Prediction of Progressive Neurologic Deterioration in Lacunar Infarction

Perfusion evaluations have been performed to detect ischemic lesions caused by stenosis or occlusion of the middle cerebral artery and internal carotid artery (8–15). Previous studies used MTT to identify the ischemic penumbra (16, 25).

Using perfusion MR imaging, Rohl et al (8) found that the penumbra progressed to infarction because of a stenosis and/or occlusion of the middle cerebral artery and/or internal carotid artery at the following cutoff values: rCBF < 0.59 and MTT > 1.63. The initial CBV did not differ between the area of the penumbra and the area that progressed to infarction. Similarly, the present study showed a significant difference in both the CBF ratio and the MTT ratio, but not in the CBV ratio, between the progress and control groups.
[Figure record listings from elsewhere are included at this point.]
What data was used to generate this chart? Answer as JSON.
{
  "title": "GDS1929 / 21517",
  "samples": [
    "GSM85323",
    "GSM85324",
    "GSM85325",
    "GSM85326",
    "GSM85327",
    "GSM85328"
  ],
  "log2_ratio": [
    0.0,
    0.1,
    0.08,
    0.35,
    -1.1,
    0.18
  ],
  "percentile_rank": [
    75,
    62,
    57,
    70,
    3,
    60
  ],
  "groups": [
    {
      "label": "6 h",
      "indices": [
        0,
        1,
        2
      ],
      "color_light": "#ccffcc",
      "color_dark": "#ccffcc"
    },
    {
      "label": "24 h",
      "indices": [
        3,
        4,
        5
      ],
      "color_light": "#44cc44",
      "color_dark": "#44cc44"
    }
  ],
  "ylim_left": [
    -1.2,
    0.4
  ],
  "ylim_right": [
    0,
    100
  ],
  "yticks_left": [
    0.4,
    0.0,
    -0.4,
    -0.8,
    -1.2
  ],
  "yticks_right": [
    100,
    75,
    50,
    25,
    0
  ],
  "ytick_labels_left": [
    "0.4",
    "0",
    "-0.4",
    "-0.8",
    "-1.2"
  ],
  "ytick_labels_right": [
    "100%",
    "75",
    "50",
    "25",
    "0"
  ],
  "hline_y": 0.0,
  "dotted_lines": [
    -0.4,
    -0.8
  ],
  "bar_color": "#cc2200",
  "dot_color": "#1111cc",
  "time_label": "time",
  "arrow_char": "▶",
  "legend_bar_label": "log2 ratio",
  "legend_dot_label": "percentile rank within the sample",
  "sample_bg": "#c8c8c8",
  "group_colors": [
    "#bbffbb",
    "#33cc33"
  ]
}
Although the mechanism of hemodynamic compensation may be different between major artery diseases and lacunar infarctions, we propose that cutoff lines for the CBF and MTT ratios could be used to predict progressive lacunar infarction. When the cutoff lines were set at 0.76 for the CBF ratio and at 1.26 for the MTT ratio, we obtained a sensitivity of 76.3%, a specificity of 92.3%, a positive predictive value of 90.9%, and a negative predictive value of 80.8% in distinguishing the progress group from the control group. These results indicated that the hemodynamic parameters (a higher MTT ratio [>1.26] and a lower CBF ratio [<0.76]) obtained from the region with decreased CBF in the territory of the lenticulostriate artery on the perfusion CT scans obtained within 24 hr after onset may be predictors for neurologic deterioration in patients with lacunar infarction.